The Immigration bar just received word that the Department of Labor is expecting to publish its PERM regulations the week of June 7th or shortly thereafter. These final regulations have been promised and in the works for over seven years now. PERM will allow employers to obtain labor certification for employees within 21 days of filing. This is an astonishingly quick processing time that currently is taking regions like California between 2 to 4 years to complete.
PERM should allow job applicants to file immigrant visa petitions and adjustment of status applications within seven months after the recruiting period has begun. Work authorizations can also be expected within 90 days after that. But, PERM also brings with it much more stringent requirements than either the traditional or fast-tracked labor certification process. The proposed regulations contained many provisions that the immigration bar contested as too harsh or unnecessary. The final rules will show if these protestations fell on deaf ears or were given the weight deserved. PERM’s harsher proposals include the following:
· Eliminate alternative experience; · Require that employers’ advertisements state the name of the company and may require listing the wage offered; · Require the wage offered by the employer to be equal to or higher than the prevailing wage; · Allow for the revocation of approved labor certifications; and · Limit severely the use of special requirements such as proficiency in a foreign language.
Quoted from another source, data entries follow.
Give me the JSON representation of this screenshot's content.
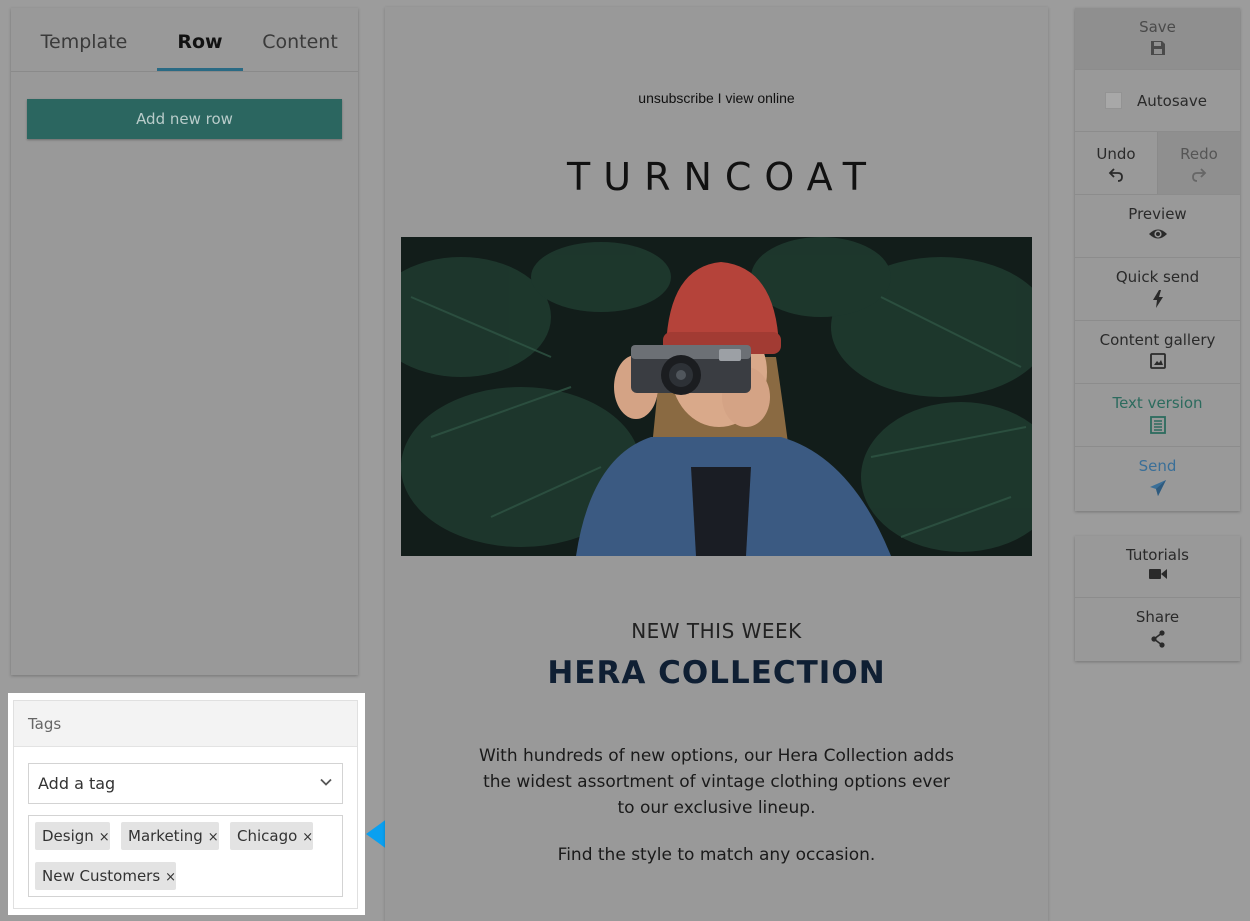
{
  "left_panel": {
    "tabs": [
      {
        "label": "Template",
        "active": false
      },
      {
        "label": "Row",
        "active": true
      },
      {
        "label": "Content",
        "active": false
      }
    ],
    "add_row_label": "Add new row"
  },
  "tags": {
    "title": "Tags",
    "select_placeholder": "Add a tag",
    "items": [
      "Design",
      "Marketing",
      "Chicago",
      "New Customers"
    ],
    "remove_glyph": "×"
  },
  "email": {
    "preheader": "unsubscribe I view online",
    "brand": "TURNCOAT",
    "hero_alt": "Woman in red beanie holding a camera",
    "subhead": "NEW THIS WEEK",
    "headline": "HERA COLLECTION",
    "body": "With hundreds of new options, our Hera Collection adds the widest assortment of vintage clothing options ever to our exclusive lineup.",
    "body2": "Find the style to match any occasion."
  },
  "toolbar": {
    "save": "Save",
    "autosave": "Autosave",
    "undo": "Undo",
    "redo": "Redo",
    "preview": "Preview",
    "quick_send": "Quick send",
    "content_gallery": "Content gallery",
    "text_version": "Text version",
    "send": "Send",
    "tutorials": "Tutorials",
    "share": "Share"
  },
  "colors": {
    "accent_teal": "#2b6660",
    "tab_underline": "#2a6a84",
    "send_blue": "#3a6f98",
    "arrow_blue": "#0aa0f0"
  }
}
On June 22, 2004 Reeves & Associates will be participating in a national teleconference devoted exclusively to the new PERM regulations and their impact on immigration law. PERM does have a lot of promise especially in the ability to significantly reduce processing times. But, it may come at a higher cost that immigrants will have no option but to bear. This column will keep the immigration community informed of new developments in this area as they arise.